Prompt by yamameta-inc on Tumblr: "aoba and his massive fearboner for mikado"
Pairing: one-sided Aoba/Mikado
Warnings: gore, self-harm, references to child abuse.
Aoba's hand hurts enough to make him want to scream. It lasts long into the night, long after he's gone home; the other boys wanted him to go to the hospital but he refused. He wears the clumsy bandage Mikado has wrapped around the wound until the sun rises and he can sneak into the bathroom to change it. The pain has kept him wide awake, and though it's dulled over the hours it still shoots up his arm and makes his teeth grind, as if he could provoke a headache powerful enough to take priority this way.
The wound is scabbing now. Mikado gave him shots against infection—Aoba doesn't even know where he got them—and cleaned it with careful fingers. He can't close his hand and he can't extend his fingers either. Every move makes his palm burn. It doesn't look like a hole, even though the pen went through; it didn't look like a hole when Mikado took it out. Like all his blood and all his muscles shifted to plug it the second the pen was out, because being able to see through a hole in your body is too horrifying to think about.

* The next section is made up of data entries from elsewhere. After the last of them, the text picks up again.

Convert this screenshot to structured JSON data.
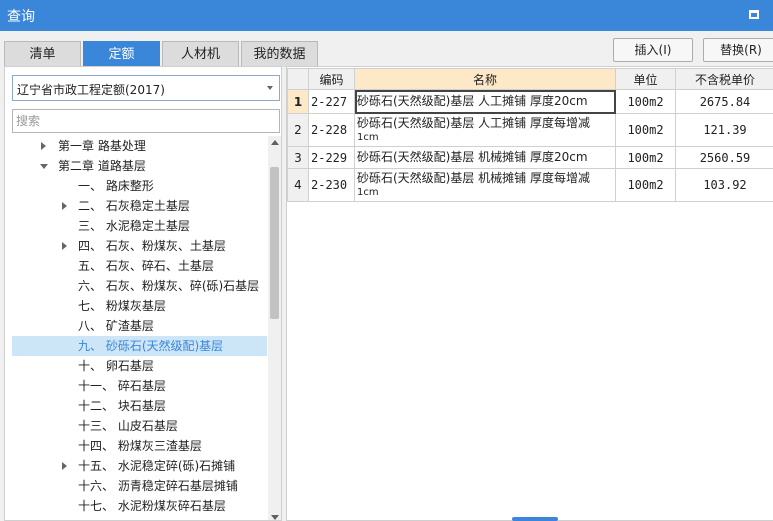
{
  "window": {
    "title": "查询"
  },
  "tabs": [
    {
      "label": "清单",
      "active": false
    },
    {
      "label": "定额",
      "active": true
    },
    {
      "label": "人材机",
      "active": false
    },
    {
      "label": "我的数据",
      "active": false
    }
  ],
  "toolbar": {
    "insert_label": "插入(I)",
    "replace_label": "替换(R)"
  },
  "left": {
    "library_select": "辽宁省市政工程定额(2017)",
    "search_placeholder": "搜索",
    "tree": [
      {
        "label": "第一章  路基处理",
        "arrow": "right",
        "level": 0
      },
      {
        "label": "第二章  道路基层",
        "arrow": "down",
        "level": 0
      },
      {
        "label": "一、  路床整形",
        "arrow": "",
        "level": 1
      },
      {
        "label": "二、  石灰稳定土基层",
        "arrow": "right",
        "level": 1
      },
      {
        "label": "三、  水泥稳定土基层",
        "arrow": "",
        "level": 1
      },
      {
        "label": "四、  石灰、粉煤灰、土基层",
        "arrow": "right",
        "level": 1
      },
      {
        "label": "五、  石灰、碎石、土基层",
        "arrow": "",
        "level": 1
      },
      {
        "label": "六、  石灰、粉煤灰、碎(砾)石基层",
        "arrow": "",
        "level": 1
      },
      {
        "label": "七、  粉煤灰基层",
        "arrow": "",
        "level": 1
      },
      {
        "label": "八、  矿渣基层",
        "arrow": "",
        "level": 1
      },
      {
        "label": "九、  砂砾石(天然级配)基层",
        "arrow": "",
        "level": 1,
        "selected": true
      },
      {
        "label": "十、  卵石基层",
        "arrow": "",
        "level": 1
      },
      {
        "label": "十一、  碎石基层",
        "arrow": "",
        "level": 1
      },
      {
        "label": "十二、  块石基层",
        "arrow": "",
        "level": 1
      },
      {
        "label": "十三、  山皮石基层",
        "arrow": "",
        "level": 1
      },
      {
        "label": "十四、  粉煤灰三渣基层",
        "arrow": "",
        "level": 1
      },
      {
        "label": "十五、  水泥稳定碎(砾)石摊铺",
        "arrow": "right",
        "level": 1
      },
      {
        "label": "十六、  沥青稳定碎石基层摊铺",
        "arrow": "",
        "level": 1
      },
      {
        "label": "十七、  水泥粉煤灰碎石基层",
        "arrow": "",
        "level": 1
      }
    ]
  },
  "table": {
    "columns": [
      "编码",
      "名称",
      "单位",
      "不含税单价"
    ],
    "rows": [
      {
        "index": "1",
        "code": "2-227",
        "name": "砂砾石(天然级配)基层 人工摊铺 厚度20cm",
        "name2": "",
        "unit": "100m2",
        "price": "2675.84"
      },
      {
        "index": "2",
        "code": "2-228",
        "name": "砂砾石(天然级配)基层 人工摊铺 厚度每增减",
        "name2": "1cm",
        "unit": "100m2",
        "price": "121.39"
      },
      {
        "index": "3",
        "code": "2-229",
        "name": "砂砾石(天然级配)基层 机械摊铺 厚度20cm",
        "name2": "",
        "unit": "100m2",
        "price": "2560.59"
      },
      {
        "index": "4",
        "code": "2-230",
        "name": "砂砾石(天然级配)基层 机械摊铺 厚度每增减",
        "name2": "1cm",
        "unit": "100m2",
        "price": "103.92"
      }
    ]
  },
  "colors": {
    "accent": "#3a86d9",
    "header_highlight": "#fde8c8",
    "selected_bg": "#cde6f7"
  }
}
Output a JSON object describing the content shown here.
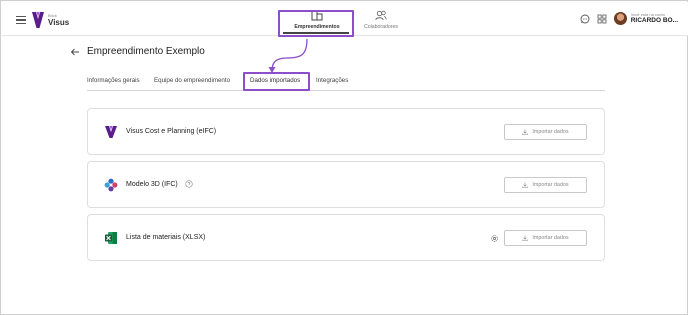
{
  "brand": {
    "small_label": "Brick",
    "name": "Visus"
  },
  "nav": {
    "tabs": [
      {
        "label": "Empreendimentos",
        "icon": "building-icon",
        "active": true
      },
      {
        "label": "Colaboradores",
        "icon": "users-icon",
        "active": false
      }
    ]
  },
  "user": {
    "caption": "Você está na conta",
    "name": "RICARDO BO..."
  },
  "page": {
    "title": "Empreendimento Exemplo"
  },
  "tabs": [
    {
      "label": "Informações gerais",
      "active": false
    },
    {
      "label": "Equipe do empreendimento",
      "active": false
    },
    {
      "label": "Dados importados",
      "active": true
    },
    {
      "label": "Integrações",
      "active": false
    }
  ],
  "cards": [
    {
      "title": "Visus Cost e Planning (eIFC)",
      "icon": "visus-logo-icon",
      "has_help": false,
      "has_settings": false,
      "button_label": "Importar dados"
    },
    {
      "title": "Modelo 3D (IFC)",
      "icon": "ifc-model-icon",
      "has_help": true,
      "has_settings": false,
      "button_label": "Importar dados"
    },
    {
      "title": "Lista de materiais (XLSX)",
      "icon": "excel-icon",
      "has_help": false,
      "has_settings": true,
      "button_label": "Importar dados"
    }
  ],
  "colors": {
    "highlight": "#8a4fc9",
    "brand": "#5b1c8c"
  }
}
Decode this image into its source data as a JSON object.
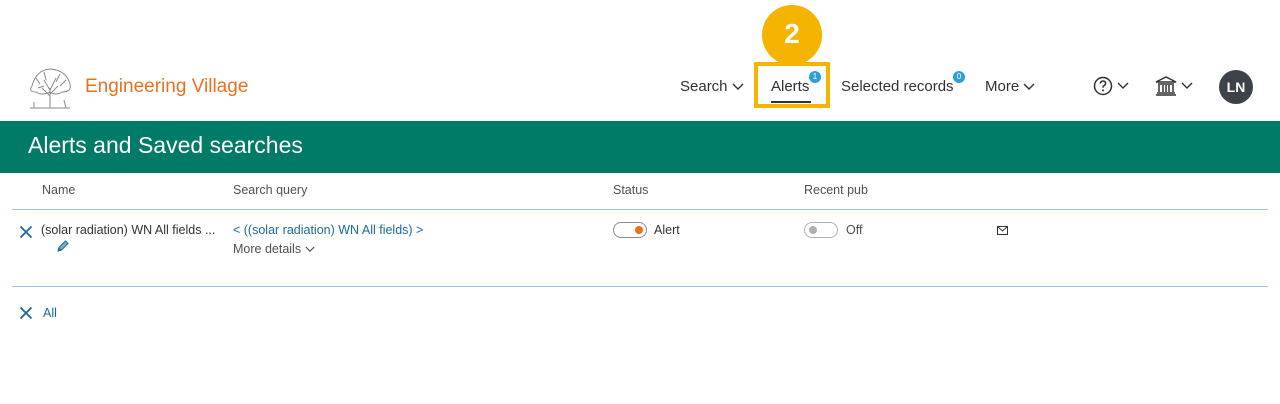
{
  "step_marker": "2",
  "header": {
    "brand": "Engineering Village",
    "nav": {
      "search": "Search",
      "alerts": "Alerts",
      "alerts_count": "1",
      "selected_records": "Selected records",
      "selected_count": "0",
      "more": "More"
    },
    "avatar_initials": "LN"
  },
  "page": {
    "title": "Alerts and Saved searches"
  },
  "table": {
    "headers": {
      "name": "Name",
      "query": "Search query",
      "status": "Status",
      "recent_pub": "Recent pub"
    },
    "rows": [
      {
        "name": "(solar radiation) WN All fields ...",
        "query": "< ((solar radiation) WN All fields) >",
        "more_details": "More details",
        "status": "Alert",
        "recent_pub": "Off"
      }
    ],
    "delete_all": "All"
  },
  "colors": {
    "brand": "#e9711c",
    "band": "#007b68",
    "link": "#1a6a9e",
    "toggle_on": "#e9711c",
    "highlight": "#f5b400"
  }
}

Aoba is no stranger to dissociation. He's felt it through his entire early childhood, before Ran got stuck in juvie the first time and before his mom had enough and left, taking him with her. What he's experiencing now is not dissociation. He feels every second and every minute go by with acute awareness. He can count the pink clouds he sees through the tiny window high above the shower stall. He hears every drop of their leaky faucet fall into the sink and run down, down.

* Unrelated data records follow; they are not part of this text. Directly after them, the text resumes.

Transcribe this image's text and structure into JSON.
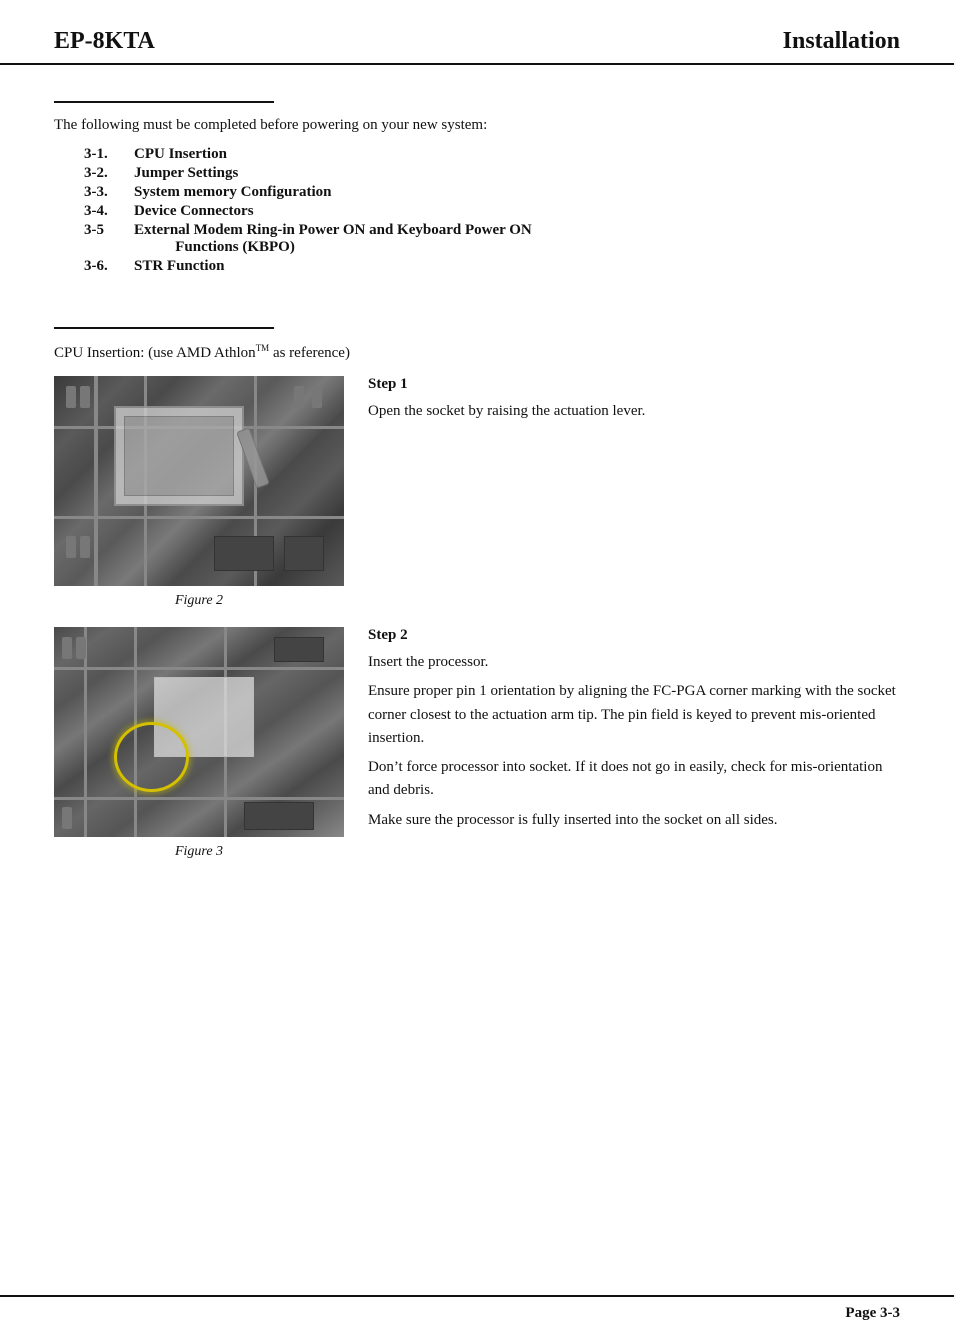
{
  "header": {
    "left": "EP-8KTA",
    "right": "Installation"
  },
  "intro": {
    "text": "The following must be completed before powering on your new system:",
    "toc": [
      {
        "num": "3-1.",
        "label": "CPU Insertion"
      },
      {
        "num": "3-2.",
        "label": "Jumper Settings"
      },
      {
        "num": "3-3.",
        "label": "System memory Configuration"
      },
      {
        "num": "3-4.",
        "label": "Device Connectors"
      },
      {
        "num": "3-5",
        "label": "External Modem Ring-in Power ON and Keyboard Power ON Functions (KBPO)"
      },
      {
        "num": "3-6.",
        "label": "STR Function"
      }
    ]
  },
  "cpu_section": {
    "intro": "CPU Insertion: (use AMD Athlon",
    "tm": "TM",
    "intro_end": " as reference)",
    "step1": {
      "title": "Step 1",
      "text": "Open the socket by raising the actuation lever."
    },
    "fig2_caption": "Figure 2",
    "step2": {
      "title": "Step 2",
      "para1": "Insert the processor.",
      "para2": "Ensure proper pin 1 orientation by aligning the FC-PGA corner marking with the socket corner closest to the actuation arm tip. The pin field is keyed to prevent mis-oriented insertion.",
      "para3": "Don’t force processor into socket. If it does not go in easily, check for mis-orientation and debris.",
      "para4": "Make sure the processor is fully inserted into the socket on all sides."
    },
    "fig3_caption": "Figure 3"
  },
  "footer": {
    "page": "Page 3-3"
  }
}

Every time he closes his eyes he sees Mikado's face half-hidden in shadow and how cold he had looked. How cold he had felt. The awful pain of being stabbed and the worst feeling of icy fingers over his skin—and Mikado's voice going from low to high, from terrifying to embarrassed as he cleaned the wound he had created—and Aoba doesn't want to think about it anymore but he can't help recalling the flush of exhilaration that had taken him through the shock and the way his face had burned, not from tears and not from fear.

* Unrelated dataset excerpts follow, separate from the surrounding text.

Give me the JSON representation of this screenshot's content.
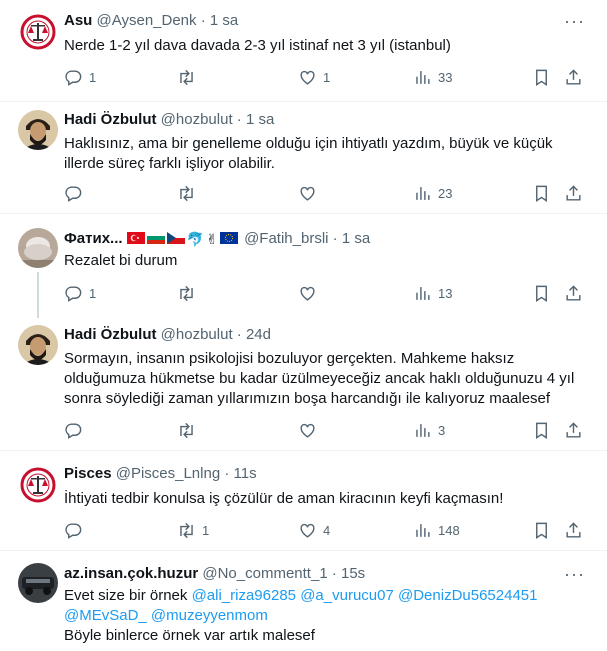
{
  "tweets": [
    {
      "name": "Asu",
      "handle": "@Aysen_Denk",
      "time": "1 sa",
      "text": "Nerde 1-2 yıl dava davada 2-3 yıl istinaf net 3 yıl (istanbul)",
      "replies": "1",
      "retweets": "",
      "likes": "1",
      "views": "33"
    },
    {
      "name": "Hadi Özbulut",
      "handle": "@hozbulut",
      "time": "1 sa",
      "text": "Haklısınız, ama bir genelleme olduğu için ihtiyatlı yazdım, büyük ve küçük illerde süreç farklı işliyor olabilir.",
      "replies": "",
      "retweets": "",
      "likes": "",
      "views": "23"
    },
    {
      "name": "Фатих...",
      "handle": "@Fatih_brsli",
      "time": "1 sa",
      "text": "Rezalet bi durum",
      "replies": "1",
      "retweets": "",
      "likes": "",
      "views": "13",
      "emoji": [
        "✌",
        "🐬"
      ],
      "flag_colors": {
        "tr": "#e30a17",
        "bg": [
          "#ffffff",
          "#00966e",
          "#d62612"
        ],
        "cz": [
          "#ffffff",
          "#d7141a",
          "#11457e"
        ],
        "eu": "#003399"
      }
    },
    {
      "name": "Hadi Özbulut",
      "handle": "@hozbulut",
      "time": "24d",
      "text": "Sormayın, insanın psikolojisi bozuluyor gerçekten. Mahkeme haksız olduğumuza hükmetse bu kadar üzülmeyeceğiz ancak haklı olduğunuzu 4 yıl sonra söylediği zaman yıllarımızın boşa harcandığı ile kalıyoruz maalesef",
      "replies": "",
      "retweets": "",
      "likes": "",
      "views": "3"
    },
    {
      "name": "Pisces",
      "handle": "@Pisces_Lnlng",
      "time": "11s",
      "text": "İhtiyati tedbir konulsa iş çözülür de aman kiracının keyfi kaçmasın!",
      "replies": "",
      "retweets": "1",
      "likes": "4",
      "views": "148"
    },
    {
      "name": "az.insan.çok.huzur",
      "handle": "@No_commentt_1",
      "time": "15s",
      "text_line1": "Evet size bir örnek",
      "mentions": [
        "@ali_riza96285",
        "@a_vurucu07",
        "@DenizDu56524451",
        "@MEvSaD_",
        "@muzeyyenmom"
      ],
      "text_line3": "Böyle binlerce örnek var artık malesef",
      "replies": "",
      "retweets": "",
      "likes": "",
      "views": ""
    }
  ],
  "separator": "·",
  "more": "···",
  "icons": {
    "reply": "reply-icon",
    "retweet": "retweet-icon",
    "like": "heart-icon",
    "views": "views-icon",
    "bookmark": "bookmark-icon",
    "share": "share-icon"
  },
  "colors": {
    "text": "#0f1419",
    "secondary": "#536471",
    "link": "#1d9bf0",
    "thread": "#cfd9de",
    "divider": "#eff3f4"
  }
}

He still feels it now. He knows he won't be able to ever look at Mikado without recalling terror gripping his gut and excitement fluttering in his chest, without feeling an ache into the scars he's sure to have, without fighting off another blush.
There's nausea, too. Aoba sits down on the closed lid of the toilet and looks out of the tiny window; he breathes in and out as calmly as he can, as quietly as he can; he closes his injured hand into a fist and lets tears fall from the pain; and he recalls Mikado's face broken into shadow and light, the fright, the pain, the relief.